SACRAMENTO (AP) — California was a pioneer in prohibiting tobacco use in the workplace during the 1990s, but the ban left loopholes that a state lawmaker now wants to close.

State Sen. Mark DeSaulnier said other states have since surpassed California and enacted more expansive crackdowns on smoking in the workplace.

He won passage in 2007 of a bill to expand the workplace smoking ban, but it was vetoed by former Gov. Arnold Schwarzenegger, a cigar aficionado who had an outdoor smoking tent erected just outside his office in the Capitol. He has been replaced by a non-smoker, Democrat Jerry Brown.

"We're going to give it another try with a new governor," said DeSaulnier, a Democrat from the eastern San Francisco Bay area city of Concord.

California's 1994 law banned smoking in enclosed areas of most workplaces and phased in a ban at most bars, a relatively radical approach at the time. Now, DeSaulnier said, 25 states and the District of Columbia have smoke-free workplace laws that are stronger than California's and do a better job of protecting workers from secondhand smoke.

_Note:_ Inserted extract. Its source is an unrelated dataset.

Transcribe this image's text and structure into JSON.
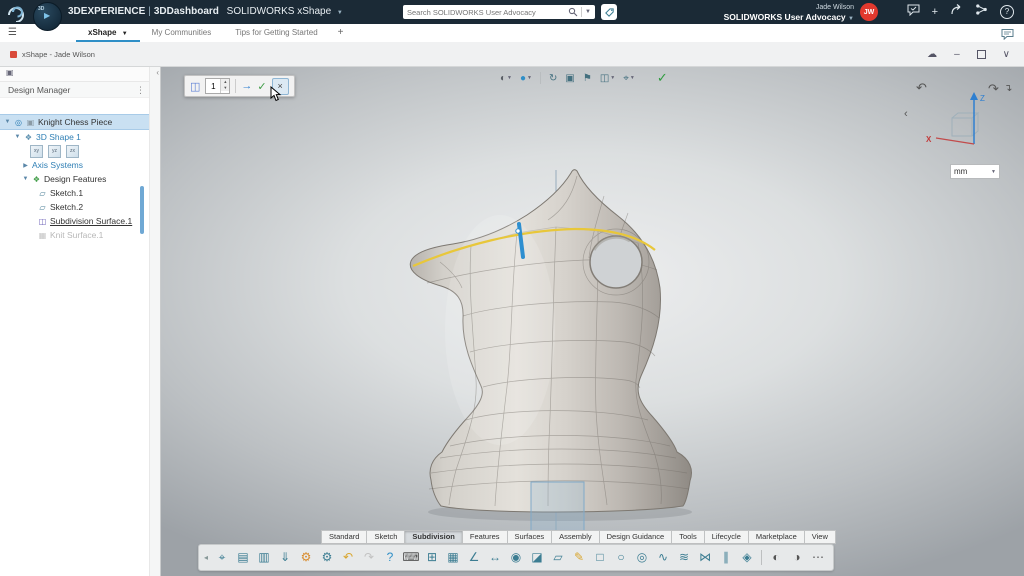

His bill, SB575, would expand the ban to cover employee break rooms, hotel lobbies, meeting and banquet rooms, warehouses, tobacco shops, private residences that are used as family day care homes, and owner-operated businesses, even if they have fewer than five employees. That last exemption category enabled some bars to avoid the smoking ban.

"There's no risk-free exposure to second-hand smoke," said Paul Knepprath, a spokesman for the American Lung Association in Sacramento.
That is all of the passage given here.